Dans le petit village vénézuélien de Guaca, les pêcheurs ont trouvé sur la plage des dizaines, voire des centaines de bijoux en or et argent. Une aubaine pour ces habitants d'une région ruinée par la crise.

Prise de vue aérienne le long de la côte caraïbe vénézuélienne
Prise de vue aérienne le long de la côte caraïbe vénézuélienne © Getty / Cristian Lourenco / EyeEm

Il était une fois le petit village de pêcheurs de Guaca sur la côte caraïbe vénézuélienne. Un village jadis prospère qui alimentait toute la région en thon et sardine en boites. Or, des trente conserveries, il n’en reste que huit qui achètent aux pêcheurs locaux leurs poissons pour une misère. A peine de quoi payer l’essence pour les bateaux.

Comme dans tout conte, il faut un héros : le nôtre s’appelle Yolman Lares, un pêcheur de 25 ans. Au début du mois d’octobre, Yolman se dirige vers la petite plage de Guaca… lorsque soudain, il voit briller quelque chose dans le sable. Il s’approche et trouve une chaîne en or ornée d’un médaillon de la Vierge ! Puis une bague, toujours en or… et une autre. Puis il prévient ses proches

L’info n’est pas restée très longtemps secrète !

Dès le lendemain, des dizaines de villageois se sont précipité sur la plage de Guaca. Et le plus incroyable, c’est que la plage a continué à rendre ses trésors : des centaines de bagues, de colliers et de bracelets en or 18 carats ont été ramassés, assez pour que chaque famille de Guaca puisse en tirer quelques dizaines de dollars à la revente.

Notre héros, Yolman Lares, en a tiré 125$ ! Jamais de sa vie il n’avait eu une telle somme ! Il a aussitôt acheté des petits-pains au sucre à ses enfants, les premiers en deux ans ! On raconte que certains villageois ont trouvé jusqu’à 1 500$ de bijoux !

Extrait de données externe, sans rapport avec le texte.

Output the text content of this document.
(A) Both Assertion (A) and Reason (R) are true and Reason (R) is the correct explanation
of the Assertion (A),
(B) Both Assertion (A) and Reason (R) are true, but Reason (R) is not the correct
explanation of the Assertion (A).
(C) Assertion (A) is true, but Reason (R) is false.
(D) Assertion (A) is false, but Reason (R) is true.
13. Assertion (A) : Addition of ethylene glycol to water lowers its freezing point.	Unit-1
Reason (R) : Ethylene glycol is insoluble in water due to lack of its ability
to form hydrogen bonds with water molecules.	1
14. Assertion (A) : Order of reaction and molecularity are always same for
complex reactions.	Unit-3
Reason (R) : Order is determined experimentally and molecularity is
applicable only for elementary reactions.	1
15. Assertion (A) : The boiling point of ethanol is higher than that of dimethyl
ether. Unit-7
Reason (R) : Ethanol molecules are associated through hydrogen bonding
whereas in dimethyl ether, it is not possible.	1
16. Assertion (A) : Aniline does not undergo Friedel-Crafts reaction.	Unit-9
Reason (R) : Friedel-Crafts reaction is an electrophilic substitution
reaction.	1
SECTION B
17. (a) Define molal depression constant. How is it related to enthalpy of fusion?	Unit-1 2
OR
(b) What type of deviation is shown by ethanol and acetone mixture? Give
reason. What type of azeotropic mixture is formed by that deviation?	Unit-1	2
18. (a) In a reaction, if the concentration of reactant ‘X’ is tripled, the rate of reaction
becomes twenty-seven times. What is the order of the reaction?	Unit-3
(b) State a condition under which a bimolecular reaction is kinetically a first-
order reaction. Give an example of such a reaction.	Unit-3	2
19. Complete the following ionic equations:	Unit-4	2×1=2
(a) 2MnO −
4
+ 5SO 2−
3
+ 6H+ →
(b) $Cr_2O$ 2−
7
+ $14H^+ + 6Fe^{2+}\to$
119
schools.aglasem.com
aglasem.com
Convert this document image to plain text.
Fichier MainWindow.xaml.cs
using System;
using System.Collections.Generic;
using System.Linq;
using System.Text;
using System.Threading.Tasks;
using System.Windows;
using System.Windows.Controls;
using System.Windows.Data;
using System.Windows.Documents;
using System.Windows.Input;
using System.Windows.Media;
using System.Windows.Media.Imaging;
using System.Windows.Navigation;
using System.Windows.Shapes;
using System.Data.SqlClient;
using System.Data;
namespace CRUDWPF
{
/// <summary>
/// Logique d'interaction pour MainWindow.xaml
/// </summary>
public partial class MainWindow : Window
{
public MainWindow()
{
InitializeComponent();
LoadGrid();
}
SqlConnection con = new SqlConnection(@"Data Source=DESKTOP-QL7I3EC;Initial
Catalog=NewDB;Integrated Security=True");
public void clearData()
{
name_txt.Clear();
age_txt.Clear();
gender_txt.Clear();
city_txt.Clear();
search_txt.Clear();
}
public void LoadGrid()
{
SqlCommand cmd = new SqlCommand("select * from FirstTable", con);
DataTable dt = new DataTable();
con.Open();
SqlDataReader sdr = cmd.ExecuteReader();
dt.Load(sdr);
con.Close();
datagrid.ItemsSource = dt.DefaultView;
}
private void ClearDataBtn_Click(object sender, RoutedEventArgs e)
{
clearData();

Des pirates moderne, un trésor moderne

Non, pas vraiment. Des analyses réalisées par le New York Times, qui raconte cette histoire dans son édition du week-end, montre que l’or de ces bijoux ne peut en aucun cas être plus ancien que la moitié du XXe siècle. Donc il ne s’agit pas d’un ancien trésor de pirates drossé par la mer. Car cette côte est celle que les vrais "pirates de Caraïbes" ont attaqué des siècles durant. Elle est aujourd’hui celle des pirates modernes : trafiquants de carburant et de drogue.

On pense donc à une de ces barcasses qui, la nuit, rejoignent l’île toute proche de Trinidad pour y débarquer le produit de leur marchandise. Or l’or de joaillerie est plus aisément négociable et plus discret que des liasses de dollars.

Cette histoire à même une fin heureuse : la nouvelle de ce trésor a fait le tour du pays. Mais pour se rendre à Guaca, il faut de l’essence. Les Vénézuéliens n’en ont pas : du coup l’or de Guaca est resté entre les mains des pêcheurs et des familles de Guaca.